Devletten, gelip giden, gelip de gitmeyen iktidarlardan söz etmiyorum! Egemen sınıflar, şiirin ve şairin önemini çok iyi biliyorlar! Bildikleri için de, anlamlı sözü, imgeyi, en genel anlamıyla,” itiraz”ı yok etmek için bugüne kadar ellerinden geleni yaptılar, yapıyorlar! Önemli oranda başarılı da oldular!
Şiir bizi terk ediyor! Kim bilir, belki de biz onu çoktan terk ettik! Belki bu yüzden egemen sistem, şiirden, şairden korkmuyor eskisi gibi! Çünkü şiir-imge, çoğalabilecek insanları, ortamları bulamıyor artık: Aklımız-zekamız-algımız-kalbimiz daraldı, küçüldü, boşaldı önemli oranda! Şiirsiz bir zihin dünyasından tozdan başka bir şey esmez! Nedenleri üzerine uzun uzadıya kavramsal tartışmalar yapmak gerekir elbette, ama bu tartışmaya katılacak, okuyacak az sayıdaki kişi de konuya hakim zaten. Şiirin-şairin neden değersizleştirildiğini, basit ve anlaşılabilir birkaç kısa yazıyla anlatmaya çalışacağım. Elbette yapacağım genellemelerin dışına çıkan pek çok örnek var, olacak. Bu yazıları, genel durumu, gidişatı görmeden saptamalar yapmanın mümkün olmadığını bilerek okusun arkadaşlar.

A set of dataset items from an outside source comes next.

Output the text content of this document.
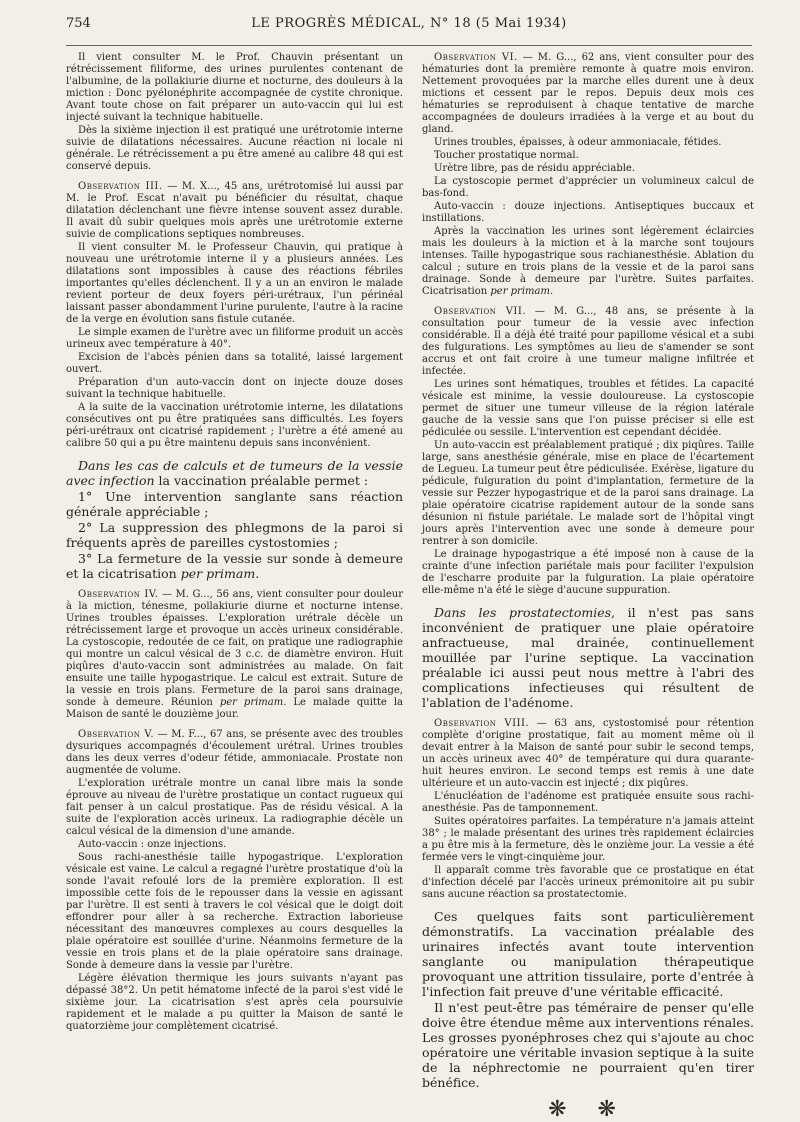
754	LE PROGRÈS MÉDICAL, N° 18 (5 Mai 1934)

Il vient consulter M. le Prof. Chauvin présentant un rétrécissement filiforme, des urines purulentes contenant de l'albumine, de la pollakiurie diurne et nocturne, des douleurs à la miction : Donc pyélonéphrite accompagnée de cystite chronique. Avant toute chose on fait préparer un auto-vaccin qui lui est injecté suivant la technique habituelle.

Dès la sixième injection il est pratiqué une urétrotomie interne suivie de dilatations nécessaires. Aucune réaction ni locale ni générale. Le rétrécissement a pu être amené au calibre 48 qui est conservé depuis.

Observation III. — M. X..., 45 ans, urétrotomisé lui aussi par M. le Prof. Escat n'avait pu bénéficier du résultat, chaque dilatation déclenchant une fièvre intense souvent assez durable. Il avait dû subir quelques mois après une urétrotomie externe suivie de complications septiques nombreuses.

Il vient consulter M. le Professeur Chauvin, qui pratique à nouveau une urétrotomie interne il y a plusieurs années. Les dilatations sont impossibles à cause des réactions fébriles importantes qu'elles déclenchent. Il y a un an environ le malade revient porteur de deux foyers péri-urétraux, l'un périnéal laissant passer abondamment l'urine purulente, l'autre à la racine de la verge en évolution sans fistule cutanée.

Le simple examen de l'urètre avec un filiforme produit un accès urineux avec température à 40°.

Excision de l'abcès pénien dans sa totalité, laissé largement ouvert.

Préparation d'un auto-vaccin dont on injecte douze doses suivant la technique habituelle.

A la suite de la vaccination urétrotomie interne, les dilatations consécutives ont pu être pratiquées sans difficultés. Les foyers péri-urétraux ont cicatrisé rapidement ; l'urètre a été amené au calibre 50 qui a pu être maintenu depuis sans inconvénient.

Dans les cas de calculs et de tumeurs de la vessie avec infection la vaccination préalable permet :

1° Une intervention sanglante sans réaction générale appréciable ;

2° La suppression des phlegmons de la paroi si fréquents après de pareilles cystostomies ;

3° La fermeture de la vessie sur sonde à demeure et la cicatrisation per primam.

Observation IV. — M. G..., 56 ans, vient consulter pour douleur à la miction, ténesme, pollakiurie diurne et nocturne intense. Urines troubles épaisses. L'exploration urétrale décèle un rétrécissement large et provoque un accès urineux considérable. La cystoscopie, redoutée de ce fait, on pratique une radiographie qui montre un calcul vésical de 3 c.c. de diamètre environ. Huit piqûres d'auto-vaccin sont administrées au malade. On fait ensuite une taille hypogastrique. Le calcul est extrait. Suture de la vessie en trois plans. Fermeture de la paroi sans drainage, sonde à demeure. Réunion per primam. Le malade quitte la Maison de santé le douzième jour.

Observation V. — M. F..., 67 ans, se présente avec des troubles dysuriques accompagnés d'écoulement urétral. Urines troubles dans les deux verres d'odeur fétide, ammoniacale. Prostate non augmentée de volume.

L'exploration urétrale montre un canal libre mais la sonde éprouve au niveau de l'urètre prostatique un contact rugueux qui fait penser à un calcul prostatique. Pas de résidu vésical. A la suite de l'exploration accès urineux. La radiographie décèle un calcul vésical de la dimension d'une amande.

Auto-vaccin : onze injections.

Sous rachi-anesthésie taille hypogastrique. L'exploration vésicale est vaine. Le calcul a regagné l'urètre prostatique d'où la sonde l'avait refoulé lors de la première exploration. Il est impossible cette fois de le repousser dans la vessie en agissant par l'urètre. Il est senti à travers le col vésical que le doigt doit effondrer pour aller à sa recherche. Extraction laborieuse nécessitant des manœuvres complexes au cours desquelles la plaie opératoire est souillée d'urine. Néanmoins fermeture de la vessie en trois plans et de la plaie opératoire sans drainage. Sonde à demeure dans la vessie par l'urètre.

Légère élévation thermique les jours suivants n'ayant pas dépassé 38°2. Un petit hématome infecté de la paroi s'est vidé le sixième jour. La cicatrisation s'est après cela poursuivie rapidement et le malade a pu quitter la Maison de santé le quatorzième jour complètement cicatrisé.

Observation VI. — M. G..., 62 ans, vient consulter pour des hématuries dont la première remonte à quatre mois environ. Nettement provoquées par la marche elles durent une à deux mictions et cessent par le repos. Depuis deux mois ces hématuries se reproduisent à chaque tentative de marche accompagnées de douleurs irradiées à la verge et au bout du gland.

Urines troubles, épaisses, à odeur ammoniacale, fétides.

Toucher prostatique normal.

Urètre libre, pas de résidu appréciable.

La cystoscopie permet d'apprécier un volumineux calcul de bas-fond.

Auto-vaccin : douze injections. Antiseptiques buccaux et instillations.

Après la vaccination les urines sont légèrement éclaircies mais les douleurs à la miction et à la marche sont toujours intenses. Taille hypogastrique sous rachianesthésie. Ablation du calcul ; suture en trois plans de la vessie et de la paroi sans drainage. Sonde à demeure par l'urètre. Suites parfaites. Cicatrisation per primam.

Observation VII. — M. G..., 48 ans, se présente à la consultation pour tumeur de la vessie avec infection considérable. Il a déjà été traité pour papillome vésical et a subi des fulgurations. Les symptômes au lieu de s'amender se sont accrus et ont fait croire à une tumeur maligne infiltrée et infectée.

Les urines sont hématiques, troubles et fétides. La capacité vésicale est minime, la vessie douloureuse. La cystoscopie permet de situer une tumeur villeuse de la région latérale gauche de la vessie sans que l'on puisse préciser si elle est pédiculée ou sessile. L'intervention est cependant décidée.

Un auto-vaccin est préalablement pratiqué ; dix piqûres. Taille large, sans anesthésie générale, mise en place de l'écartement de Legueu. La tumeur peut être pédiculisée. Exérèse, ligature du pédicule, fulguration du point d'implantation, fermeture de la vessie sur Pezzer hypogastrique et de la paroi sans drainage. La plaie opératoire cicatrise rapidement autour de la sonde sans désunion ni fistule pariétale. Le malade sort de l'hôpital vingt jours après l'intervention avec une sonde à demeure pour rentrer à son domicile.

Le drainage hypogastrique a été imposé non à cause de la crainte d'une infection pariétale mais pour faciliter l'expulsion de l'escharre produite par la fulguration. La plaie opératoire elle-même n'a été le siège d'aucune suppuration.

Dans les prostatectomies, il n'est pas sans inconvénient de pratiquer une plaie opératoire anfractueuse, mal drainée, continuellement mouillée par l'urine septique. La vaccination préalable ici aussi peut nous mettre à l'abri des complications infectieuses qui résultent de l'ablation de l'adénome.

Observation VIII. — 63 ans, cystostomisé pour rétention complète d'origine prostatique, fait au moment même où il devait entrer à la Maison de santé pour subir le second temps, un accès urineux avec 40° de température qui dura quarante-huit heures environ. Le second temps est remis à une date ultérieure et un auto-vaccin est injecté ; dix piqûres.

L'énucléation de l'adénome est pratiquée ensuite sous rachi-anesthésie. Pas de tamponnement.

Suites opératoires parfaites. La température n'a jamais atteint 38° ; le malade présentant des urines très rapidement éclaircies a pu être mis à la fermeture, dès le onzième jour. La vessie a été fermée vers le vingt-cinquième jour.

Il apparaît comme très favorable que ce prostatique en état d'infection décelé par l'accès urineux prémonitoire ait pu subir sans aucune réaction sa prostatectomie.

Ces quelques faits sont particulièrement démonstratifs. La vaccination préalable des urinaires infectés avant toute intervention sanglante ou manipulation thérapeutique provoquant une attrition tissulaire, porte d'entrée à l'infection fait preuve d'une véritable efficacité.

Il n'est peut-être pas téméraire de penser qu'elle doive être étendue même aux interventions rénales. Les grosses pyonéphroses chez qui s'ajoute au choc opératoire une véritable invasion septique à la suite de la néphrectomie ne pourraient qu'en tirer bénéfice.

❋ ❋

DÜNYANIN EN KOLAY İŞİ: ŞİİR YAZMAK!
Gerçek şiir okurlarını ve “gerçek şairleri” dışarıda tutarsak, hemen hemen herkes şiir yazmayı, dolayısıyla şair olmayı, dünyanın en kolay işi sanıyor! Bir kağıt-bir kalem, şimdilerde bir klavye-bir ekran, iki de duygu durumu girdi mi işin içine, tamamdır! Al sana onlarca defter-klasör dolusu şiir! Esin perisi sağ olsun! Gerçi o da tembel, kulağa fısıldamakla yetiniyor; yazılı, noktası, virgülü yerli yerinde, mümkünse kitaplar halinde koyuversene “şairin” önüne! Herkesin esin perisi herkesin esin perisinden daha yetenekli olduğu için başkalarının şiirlerini okumaya, kazara etkilenmeye de gerek kalmıyor! İyi-kötü şarkı sözleri şiirin yerini çoktan aldı. Şiiri okumuyor, dinliyoruz! Şiire en yakın olduğumuz anlar, birilerinin, mümkünse de şairin gelip müzik eşliğinde şiirlerini seslendirmesi. Sesi gür ve etkiliyse, hele de ağlamaklı okuyorsa tadından yenmiyor doğrusu!

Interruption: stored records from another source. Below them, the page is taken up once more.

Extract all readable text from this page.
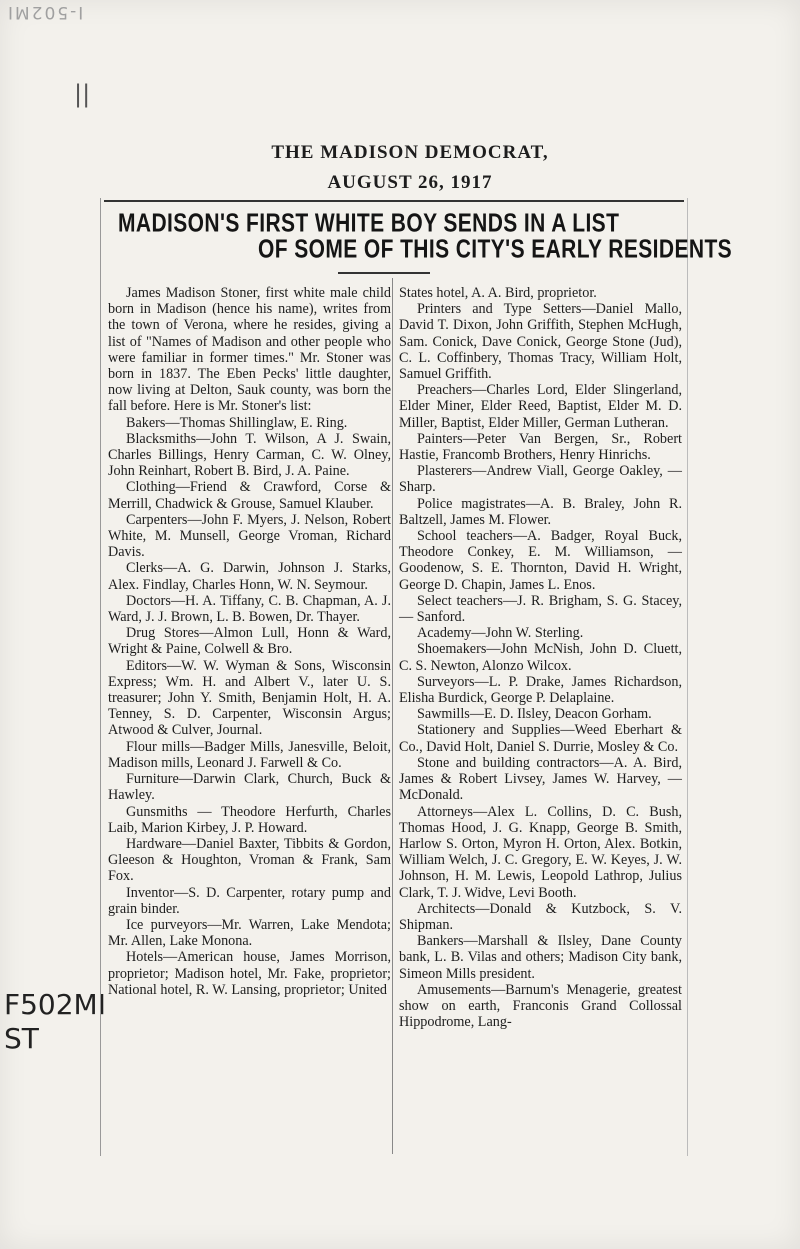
I-502MI
||
F502MI
ST
THE MADISON DEMOCRAT,
AUGUST 26, 1917
MADISON'S FIRST WHITE BOY SENDS IN A LIST
OF SOME OF THIS CITY'S EARLY RESIDENTS

James Madison Stoner, first white male child born in Madison (hence his name), writes from the town of Verona, where he resides, giving a list of "Names of Madison and other people who were familiar in former times." Mr. Stoner was born in 1837. The Eben Pecks' little daughter, now living at Delton, Sauk county, was born the fall before. Here is Mr. Stoner's list:

Bakers—Thomas Shillinglaw, E. Ring.

Blacksmiths—John T. Wilson, A J. Swain, Charles Billings, Henry Carman, C. W. Olney, John Reinhart, Robert B. Bird, J. A. Paine.

Clothing—Friend & Crawford, Corse & Merrill, Chadwick & Grouse, Samuel Klauber.

Carpenters—John F. Myers, J. Nelson, Robert White, M. Munsell, George Vroman, Richard Davis.

Clerks—A. G. Darwin, Johnson J. Starks, Alex. Findlay, Charles Honn, W. N. Seymour.

Doctors—H. A. Tiffany, C. B. Chapman, A. J. Ward, J. J. Brown, L. B. Bowen, Dr. Thayer.

Drug Stores—Almon Lull, Honn & Ward, Wright & Paine, Colwell & Bro.

Editors—W. W. Wyman & Sons, Wisconsin Express; Wm. H. and Albert V., later U. S. treasurer; John Y. Smith, Benjamin Holt, H. A. Tenney, S. D. Carpenter, Wisconsin Argus; Atwood & Culver, Journal.

Flour mills—Badger Mills, Janesville, Beloit, Madison mills, Leonard J. Farwell & Co.

Furniture—Darwin Clark, Church, Buck & Hawley.

Gunsmiths — Theodore Herfurth, Charles Laib, Marion Kirbey, J. P. Howard.

Hardware—Daniel Baxter, Tibbits & Gordon, Gleeson & Houghton, Vroman & Frank, Sam Fox.

Inventor—S. D. Carpenter, rotary pump and grain binder.

Ice purveyors—Mr. Warren, Lake Mendota; Mr. Allen, Lake Monona.

Hotels—American house, James Morrison, proprietor; Madison hotel, Mr. Fake, proprietor; National hotel, R. W. Lansing, proprietor; United

States hotel, A. A. Bird, proprietor.

Printers and Type Setters—Daniel Mallo, David T. Dixon, John Griffith, Stephen McHugh, Sam. Conick, Dave Conick, George Stone (Jud), C. L. Coffinbery, Thomas Tracy, William Holt, Samuel Griffith.

Preachers—Charles Lord, Elder Slingerland, Elder Miner, Elder Reed, Baptist, Elder M. D. Miller, Baptist, Elder Miller, German Lutheran.

Painters—Peter Van Bergen, Sr., Robert Hastie, Francomb Brothers, Henry Hinrichs.

Plasterers—Andrew Viall, George Oakley, — Sharp.

Police magistrates—A. B. Braley, John R. Baltzell, James M. Flower.

School teachers—A. Badger, Royal Buck, Theodore Conkey, E. M. Williamson, — Goodenow, S. E. Thornton, David H. Wright, George D. Chapin, James L. Enos.

Select teachers—J. R. Brigham, S. G. Stacey, — Sanford.

Academy—John W. Sterling.

Shoemakers—John McNish, John D. Cluett, C. S. Newton, Alonzo Wilcox.

Surveyors—L. P. Drake, James Richardson, Elisha Burdick, George P. Delaplaine.

Sawmills—E. D. Ilsley, Deacon Gorham.

Stationery and Supplies—Weed Eberhart & Co., David Holt, Daniel S. Durrie, Mosley & Co.

Stone and building contractors—A. A. Bird, James & Robert Livsey, James W. Harvey, — McDonald.

Attorneys—Alex L. Collins, D. C. Bush, Thomas Hood, J. G. Knapp, George B. Smith, Harlow S. Orton, Myron H. Orton, Alex. Botkin, William Welch, J. C. Gregory, E. W. Keyes, J. W. Johnson, H. M. Lewis, Leopold Lathrop, Julius Clark, T. J. Widve, Levi Booth.

Architects—Donald & Kutzbock, S. V. Shipman.

Bankers—Marshall & Ilsley, Dane County bank, L. B. Vilas and others; Madison City bank, Simeon Mills president.

Amusements—Barnum's Menagerie, greatest show on earth, Franconis Grand Collossal Hippodrome, Lang-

İlk kırgın aşklarımızı yaşarken yazdıklarımızın şiir olmadığını sonraları anlıyoruz belki ama şiirin kolayca yazılıverdiği algısı bizi hiç bırakmıyor. Hayatımızın her anını kaplayan başlı başına bir iş, zaman, emek olarak görmüyoruz şiir yazmayı, geçerken yapılıveren bir “şey” olduğunu düşünüyoruz hala. En iyi ihtimalle bir hobi meselesi!

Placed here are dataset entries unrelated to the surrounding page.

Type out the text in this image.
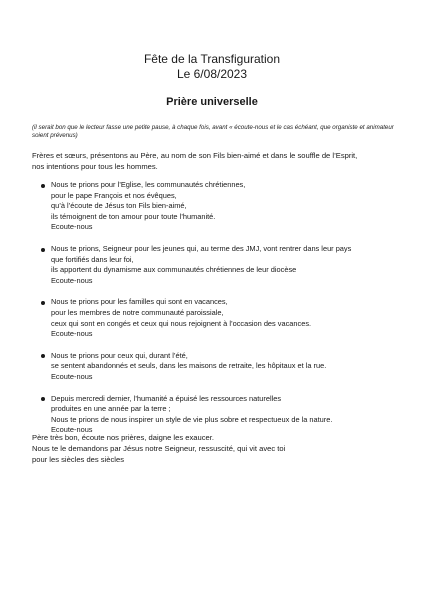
Fête de la Transfiguration
Le 6/08/2023
Prière universelle
(il serait bon que le lecteur fasse une petite pause, à chaque fois, avant « écoute-nous et le cas échéant, que organiste et animateur soient prévenus)
Frères et sœurs, présentons au Père, au nom de son Fils bien-aimé et dans le souffle de l’Esprit,
nos intentions pour tous les hommes.
Nous te prions pour l’Eglise, les communautés chrétiennes,
pour le pape François et nos évêques,
qu’à l’écoute de Jésus ton Fils bien-aimé,
ils témoignent de ton amour pour toute l’humanité.
Ecoute-nous
Nous te prions, Seigneur pour les jeunes qui, au terme des JMJ, vont rentrer dans leur pays
que fortifiés dans leur foi,
ils apportent du dynamisme aux communautés chrétiennes de leur diocèse
Ecoute-nous
Nous te prions pour les familles qui sont en vacances,
pour les membres de notre communauté paroissiale,
ceux qui sont en congés et ceux qui nous rejoignent à l’occasion des vacances.
Ecoute-nous
Nous te prions pour ceux qui, durant l’été,
se sentent abandonnés et seuls, dans les maisons de retraite, les hôpitaux et la rue.
Ecoute-nous
Depuis mercredi dernier, l’humanité a épuisé les ressources naturelles
produites en une année par la terre ;
Nous te prions de nous inspirer un style de vie plus sobre et respectueux de la nature.
Ecoute-nous
Père très bon, écoute nos prières, daigne les exaucer.
Nous te le demandons par Jésus notre Seigneur, ressuscité, qui vit avec toi
pour les siècles des siècles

Sanatçıların, bu işin felsefesini yapanların, kavramsalını kuranların ortak kanısı ve tanımıyla piramidin tepesinde oturan şiir, nasıl oluyor da solda duran, solda olduğunu söyleyen, yani emek kavramını “en yüce değer” olarak tanımlayan kişi ve kurumlar tarafından piramidin en altına, protokolün en arkasına ve “emek-telif” kavramlarının tamamen dışına itiliyor?